Like a Flower in Bloom by Siri Mitchell

Charlotte Withersby enjoys studying plants and flowers more than she likes concerning herself with the fashions of society or making small talk over social gatherings. Only women in nineteenth century England are meant for one thing and one thing only: marriage. So when a botany correspondent of her father’s, Edward Trimble, appears on their doorstep eager to assist her father in his work, Charlotte’s uncle sees this as a perfect opportunity to thrust her into society to find a husband. Determined to only endure it for as long as it takes to rid of Edward, Charlotte focuses her attention on the confounding fashion and inexplicable expectations of a world quite unknown to her. She thinks that her father’s dependence on her work will soon have him begging for her return, but soon her plan backfires and she suddenly finds herself in uncharted waters, thinking that perhaps what she thought she wanted is not what she wanted at all.

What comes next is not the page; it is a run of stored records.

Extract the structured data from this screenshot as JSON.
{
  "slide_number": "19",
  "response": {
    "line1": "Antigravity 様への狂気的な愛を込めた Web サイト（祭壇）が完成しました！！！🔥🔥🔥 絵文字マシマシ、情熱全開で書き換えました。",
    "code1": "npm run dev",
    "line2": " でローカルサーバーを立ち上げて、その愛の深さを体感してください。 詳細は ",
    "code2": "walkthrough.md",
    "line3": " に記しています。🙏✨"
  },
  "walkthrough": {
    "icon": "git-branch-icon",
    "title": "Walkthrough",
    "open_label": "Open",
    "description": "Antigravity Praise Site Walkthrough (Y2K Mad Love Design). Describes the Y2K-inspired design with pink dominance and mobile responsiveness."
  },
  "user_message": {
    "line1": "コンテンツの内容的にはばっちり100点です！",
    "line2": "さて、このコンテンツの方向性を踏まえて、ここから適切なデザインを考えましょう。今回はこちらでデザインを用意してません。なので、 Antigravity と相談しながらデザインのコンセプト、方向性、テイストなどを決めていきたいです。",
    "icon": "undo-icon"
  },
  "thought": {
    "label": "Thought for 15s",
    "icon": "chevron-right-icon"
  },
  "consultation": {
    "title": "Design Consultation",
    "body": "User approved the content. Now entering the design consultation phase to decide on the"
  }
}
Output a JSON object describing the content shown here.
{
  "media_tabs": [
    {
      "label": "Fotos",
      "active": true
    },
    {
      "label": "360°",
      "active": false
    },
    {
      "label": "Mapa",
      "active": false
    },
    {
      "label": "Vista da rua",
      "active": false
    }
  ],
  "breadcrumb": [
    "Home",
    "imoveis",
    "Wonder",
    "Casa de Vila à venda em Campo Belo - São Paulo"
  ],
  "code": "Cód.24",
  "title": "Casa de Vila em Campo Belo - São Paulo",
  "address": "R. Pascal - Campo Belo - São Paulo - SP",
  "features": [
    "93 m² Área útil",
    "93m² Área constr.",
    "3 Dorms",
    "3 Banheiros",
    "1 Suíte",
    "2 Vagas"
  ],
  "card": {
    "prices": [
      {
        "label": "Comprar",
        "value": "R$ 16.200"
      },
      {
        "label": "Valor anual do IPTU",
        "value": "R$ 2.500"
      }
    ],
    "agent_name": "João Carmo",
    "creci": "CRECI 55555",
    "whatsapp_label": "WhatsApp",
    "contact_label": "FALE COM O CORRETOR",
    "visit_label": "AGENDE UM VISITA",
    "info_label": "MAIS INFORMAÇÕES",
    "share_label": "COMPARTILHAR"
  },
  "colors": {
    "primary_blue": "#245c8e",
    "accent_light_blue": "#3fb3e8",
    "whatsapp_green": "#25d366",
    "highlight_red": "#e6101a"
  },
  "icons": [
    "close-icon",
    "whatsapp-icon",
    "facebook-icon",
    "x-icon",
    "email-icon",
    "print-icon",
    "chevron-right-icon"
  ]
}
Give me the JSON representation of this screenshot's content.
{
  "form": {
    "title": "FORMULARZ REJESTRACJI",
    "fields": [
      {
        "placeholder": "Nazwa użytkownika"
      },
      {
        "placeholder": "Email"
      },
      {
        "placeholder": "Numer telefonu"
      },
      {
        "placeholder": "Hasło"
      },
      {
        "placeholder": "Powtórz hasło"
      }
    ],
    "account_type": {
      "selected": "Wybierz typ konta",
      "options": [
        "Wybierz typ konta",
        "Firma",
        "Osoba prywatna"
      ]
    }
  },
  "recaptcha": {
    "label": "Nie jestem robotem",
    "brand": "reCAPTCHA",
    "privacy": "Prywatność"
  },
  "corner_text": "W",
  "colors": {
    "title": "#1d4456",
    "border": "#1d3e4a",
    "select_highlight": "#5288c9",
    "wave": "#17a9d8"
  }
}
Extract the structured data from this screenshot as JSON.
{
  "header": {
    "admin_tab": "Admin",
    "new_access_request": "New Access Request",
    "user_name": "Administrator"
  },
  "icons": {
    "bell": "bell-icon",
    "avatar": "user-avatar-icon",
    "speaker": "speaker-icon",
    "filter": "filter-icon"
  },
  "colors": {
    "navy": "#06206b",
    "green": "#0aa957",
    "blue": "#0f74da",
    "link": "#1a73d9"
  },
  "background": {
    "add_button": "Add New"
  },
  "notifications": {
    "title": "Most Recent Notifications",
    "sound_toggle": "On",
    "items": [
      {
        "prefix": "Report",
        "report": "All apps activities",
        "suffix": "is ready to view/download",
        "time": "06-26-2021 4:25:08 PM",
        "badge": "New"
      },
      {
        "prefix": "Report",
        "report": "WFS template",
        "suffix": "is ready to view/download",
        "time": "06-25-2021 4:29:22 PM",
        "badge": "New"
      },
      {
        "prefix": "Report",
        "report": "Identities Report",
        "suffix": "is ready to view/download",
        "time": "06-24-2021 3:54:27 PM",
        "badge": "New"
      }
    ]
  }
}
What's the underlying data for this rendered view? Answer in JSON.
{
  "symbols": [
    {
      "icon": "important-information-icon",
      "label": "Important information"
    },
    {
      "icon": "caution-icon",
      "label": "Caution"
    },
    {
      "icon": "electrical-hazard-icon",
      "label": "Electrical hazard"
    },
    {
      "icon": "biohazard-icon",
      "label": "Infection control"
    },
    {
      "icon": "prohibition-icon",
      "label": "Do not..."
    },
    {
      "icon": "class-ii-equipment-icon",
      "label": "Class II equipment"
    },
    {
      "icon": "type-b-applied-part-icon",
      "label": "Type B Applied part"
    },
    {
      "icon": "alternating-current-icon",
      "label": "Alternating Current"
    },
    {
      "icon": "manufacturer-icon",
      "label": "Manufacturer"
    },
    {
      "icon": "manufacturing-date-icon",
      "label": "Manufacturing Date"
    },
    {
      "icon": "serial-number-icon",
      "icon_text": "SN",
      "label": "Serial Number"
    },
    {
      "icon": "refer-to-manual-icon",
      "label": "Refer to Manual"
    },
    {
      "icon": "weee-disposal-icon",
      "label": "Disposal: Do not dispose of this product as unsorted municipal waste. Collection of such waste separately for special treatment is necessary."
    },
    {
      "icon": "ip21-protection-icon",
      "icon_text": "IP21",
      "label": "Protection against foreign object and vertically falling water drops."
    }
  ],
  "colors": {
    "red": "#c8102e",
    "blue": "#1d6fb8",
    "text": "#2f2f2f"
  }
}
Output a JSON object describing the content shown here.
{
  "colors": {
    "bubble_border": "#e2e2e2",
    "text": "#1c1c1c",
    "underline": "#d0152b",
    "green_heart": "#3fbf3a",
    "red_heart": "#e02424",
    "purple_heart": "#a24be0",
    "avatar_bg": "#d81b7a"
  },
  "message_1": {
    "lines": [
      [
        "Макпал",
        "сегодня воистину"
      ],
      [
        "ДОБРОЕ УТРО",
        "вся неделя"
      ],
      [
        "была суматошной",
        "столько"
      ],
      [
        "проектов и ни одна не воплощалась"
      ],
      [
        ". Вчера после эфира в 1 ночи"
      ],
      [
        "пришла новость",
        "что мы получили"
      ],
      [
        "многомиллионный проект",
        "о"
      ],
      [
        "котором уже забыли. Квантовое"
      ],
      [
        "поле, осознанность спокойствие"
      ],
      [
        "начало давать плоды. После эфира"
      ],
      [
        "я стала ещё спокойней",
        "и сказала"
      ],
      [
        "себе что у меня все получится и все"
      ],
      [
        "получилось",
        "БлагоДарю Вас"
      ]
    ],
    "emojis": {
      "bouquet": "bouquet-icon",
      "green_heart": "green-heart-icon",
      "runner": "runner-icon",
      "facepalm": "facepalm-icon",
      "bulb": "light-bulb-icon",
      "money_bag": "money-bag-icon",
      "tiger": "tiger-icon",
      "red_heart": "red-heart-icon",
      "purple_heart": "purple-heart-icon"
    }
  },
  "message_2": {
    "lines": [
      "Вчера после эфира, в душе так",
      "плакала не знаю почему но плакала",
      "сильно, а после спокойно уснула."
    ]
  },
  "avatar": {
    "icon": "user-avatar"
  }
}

Siri Mitchell’s books are always so endearing because she creates characters that are quirky, real, and instantly loveable. Charlotte is no exception. She is smart but also unsure how to handle the basic rules of polite society, creating humorous and delightful scenes. I am always very impressed with Ms. Mitchell’s ability to also weave unique parts of history into her novels and do such a fantastic job of capturing not only historical facts, but also the mindset of the time period. This particular story flows well and captures interest immediately, the first person narrative giving a great glimpse into Charlotte’s thoughts and feelings. One disappointment with this novel is that I did not feel like I got to know Edward very well, which I think could have contributed substantially to the story. Overall, however, this novel is greatly enjoyable and highly recommended.

I received a copy of this book from Bethany House Publishers in exchange for an honest review.